As you suspected, it’s not a Q8. It is a SP36. If I’m in the wrong spot, let me know. The directions specifically cited this thread to get support.

I’m trying to upload a video. What that video displays is me screwing in the batteries and receiving 2 blinks. I feel like your hypothesis is directionaly correct. Instead of moving on to a higher power it simply shuts off.

I sent Sofirn US an email so hopefully they have some input.

Note: It’s hard to get a video of it turning on and off. That said I just saw it light up across the basement unprompted ha.

The SP36 driver is basically the same design as the Q8, but with a charging circuit designed in. It’s still a single 7135 chip and FET design. So what I said before still applies. If the FET is not working then you only get from moonlight to about 200 lumen. Some early versions of this light used NarsilM and later versions used Anduril. Unless I’m mistaken, both user interfaces use the same basic method of transitioning between channels one (7135 chip) and two (FET). As you ramp up once the 7135 chip reaches full output it stays there and the FET starts to add power.

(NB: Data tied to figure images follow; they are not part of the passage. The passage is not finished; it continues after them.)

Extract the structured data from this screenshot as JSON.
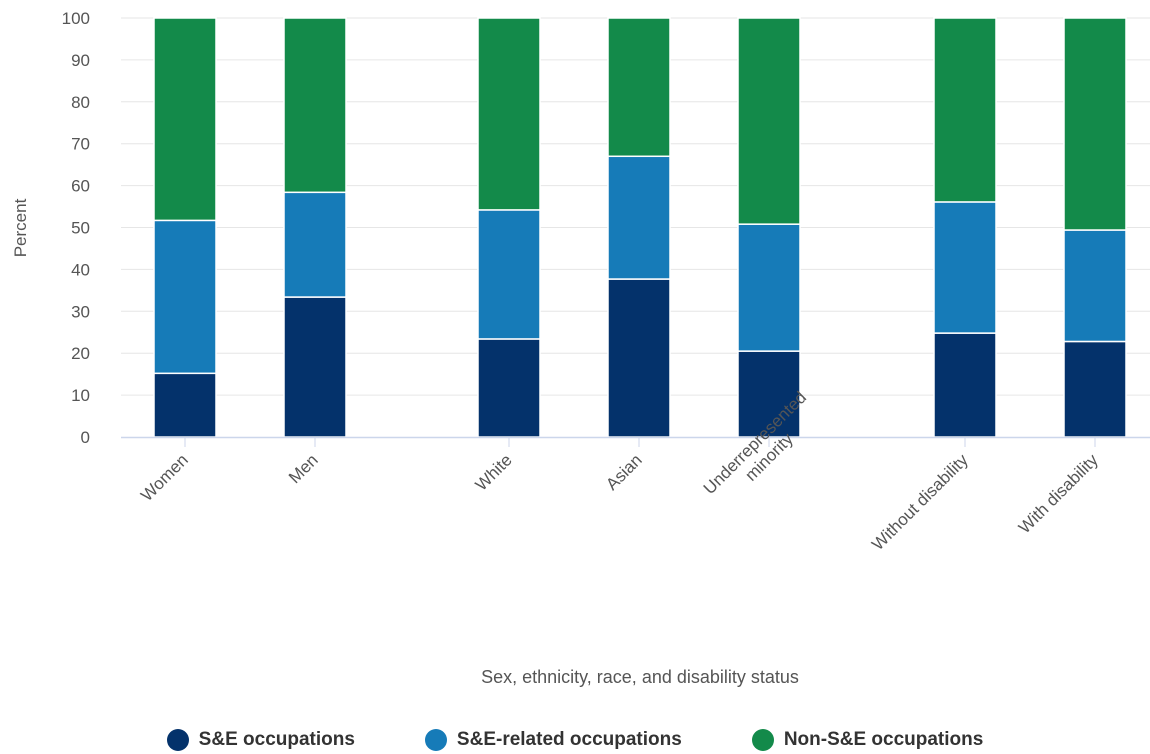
{
  "chart_data": {
    "type": "bar",
    "stacked": true,
    "title": "",
    "xlabel": "Sex, ethnicity, race, and disability status",
    "ylabel": "Percent",
    "ylim": [
      0,
      100
    ],
    "yticks": [
      0,
      10,
      20,
      30,
      40,
      50,
      60,
      70,
      80,
      90,
      100
    ],
    "grid": true,
    "legend_position": "bottom",
    "categories": [
      "Women",
      "Men",
      "White",
      "Asian",
      "Underrepresented minority",
      "Without disability",
      "With disability"
    ],
    "category_groups": [
      [
        0,
        1
      ],
      [
        2,
        3,
        4
      ],
      [
        5,
        6
      ]
    ],
    "series": [
      {
        "name": "S&E occupations",
        "color": "#04326b",
        "values": [
          15.2,
          33.4,
          23.4,
          37.7,
          20.5,
          24.8,
          22.8
        ]
      },
      {
        "name": "S&E-related occupations",
        "color": "#167bb8",
        "values": [
          36.5,
          25.0,
          30.8,
          29.3,
          30.3,
          31.3,
          26.6
        ]
      },
      {
        "name": "Non-S&E occupations",
        "color": "#138a4a",
        "values": [
          48.3,
          41.6,
          45.8,
          33.0,
          49.2,
          43.9,
          50.6
        ]
      }
    ]
  },
  "colors": {
    "grid": "#e6e6e6",
    "axis": "#ccd6eb",
    "text": "#555555",
    "legend_text": "#333333"
  }
}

So a bad FET would make it ramp up the 200 lumen and then just stay there. A double click to Turbo would shut off the light as that is the only brightness level that uses the FET only.

It definitely sounds like you have a driver problem, unfortunately the SP36 driver is glued in and not easily replaceable.

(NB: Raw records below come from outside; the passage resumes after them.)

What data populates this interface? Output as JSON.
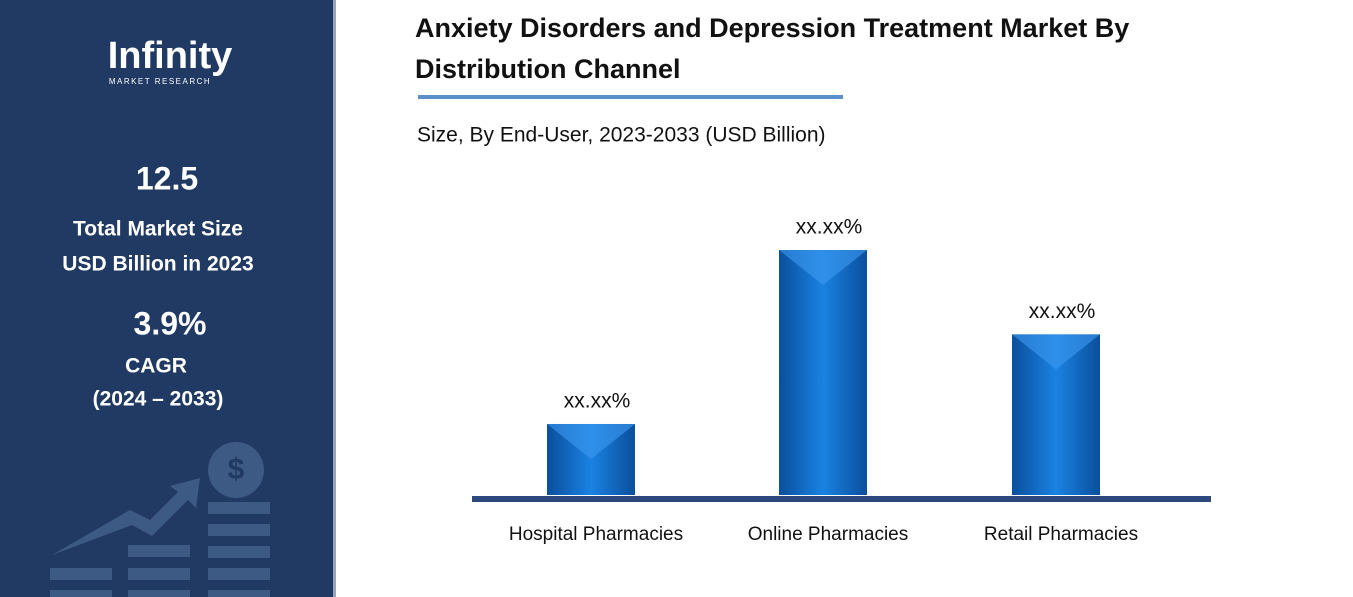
{
  "brand": {
    "name": "Infinity",
    "tagline": "MARKET RESEARCH"
  },
  "sidebar": {
    "market_size": "12.5",
    "market_size_label": [
      "Total Market Size",
      "USD Billion in 2023"
    ],
    "cagr": "3.9%",
    "cagr_label": [
      "CAGR",
      "(2024 – 2033)"
    ]
  },
  "chart_data": {
    "type": "bar",
    "title": [
      "Anxiety Disorders and Depression Treatment Market By",
      "Distribution Channel"
    ],
    "subtitle": "Size, By End-User, 2023-2033 (USD Billion)",
    "categories": [
      "Hospital Pharmacies",
      "Online Pharmacies",
      "Retail Pharmacies"
    ],
    "values": [
      14.9,
      51.4,
      33.7
    ],
    "value_labels": [
      "xx.xx%",
      "xx.xx%",
      "xx.xx%"
    ],
    "color": "#0f6fcf"
  }
}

I would contact the store you bought it from to see about getting a replacement head or whole light.

I imagine you folks know this but I traded emails with Sofirn and they couldn’t have been more responsive and helpful. I provided a video and we tried some basic trouble shooting. In the end, they are sending out a replacement. Thanks again for all of the help here.

Sounds good.

Good going, Sofirn.^

So I finally managed to check the connections and everything seems to be nicely attached. I didn’t see any scorch marks or anything obviously amuck.

I decided to pick up another light to test and it won’t light either. I’m guessing that there’s a problem with the batteries or that I have two dud lights, which seems pretty unlikely.

I checked all four batteries on a meter and they all read around 357 or slightly higher.

Any better way to test the batteries without another light?

Any other ideas?

I’m thinking of picking up a new set of batteries but am trying not to spend a fortune just trying to get it working.

Hopefully I can get up to speed and learn a few things along the way.

Thanks everyone!

Do you mean 3.57 volts? That should be sufficient to light up, but not on the highest outputs.

Have you access to any other known to be working light that you can try a cell in?

Sadly, it’s the first (and only) 18650 light that I own.

I’m not even a novice with electrical. Computers, printers and gadgets, heck yeah but once it gets to the nuts and volts, I’m pretty clueless.
I was measuring DC and I think I had it set to 2000m.

What kind of battery charger do you have?

Are you inserting them with the correct polarity? Button tops against the big brass ring?

If you have a digital multimeter set it to DC voltage. If you have to choose a voltage range, use 10v to 20v. Verify it’s working by measuring some AA or 9v battery. Something you know is not dead. Fully charged they should be 4.20 volts or close. The lowest they should ever get is 2.5v. The Q8 flashlight gives a warning at 3.0v and will turn off power at 2.8v.

Any videos or pictures might help us. Your issue seems very strange so it might be something simple that’s being overlooked.

I think we are on different wavelengths here…. not sure you have the multimeter set for DC volts…. I have no idea what the “2000m” you mention is. Can you post a picture of the meter set the way you are using it?

2000mV FS, and if so, that means 0.357V, which is kinda scary.

No wonder it doesn’t turn on.

Move your meter to the ‘20’ setting for DC voltage and try again.

Here’s a quick guide to using a non ‘auto-ranging’ meter like yours.

I guess I’ve been badly spoiled by my autoranging meters. :person_facepalming:

Good morning!

I’m attaching some photos to help clarify.

Here’s a shot of the batteries positioning in the tube.

Here’s a shot of the driver/contacts.

And a shot of a battery on the (cheap) meter.

Also. I dont have a picture of it but I’m using a nitecore four slot charger.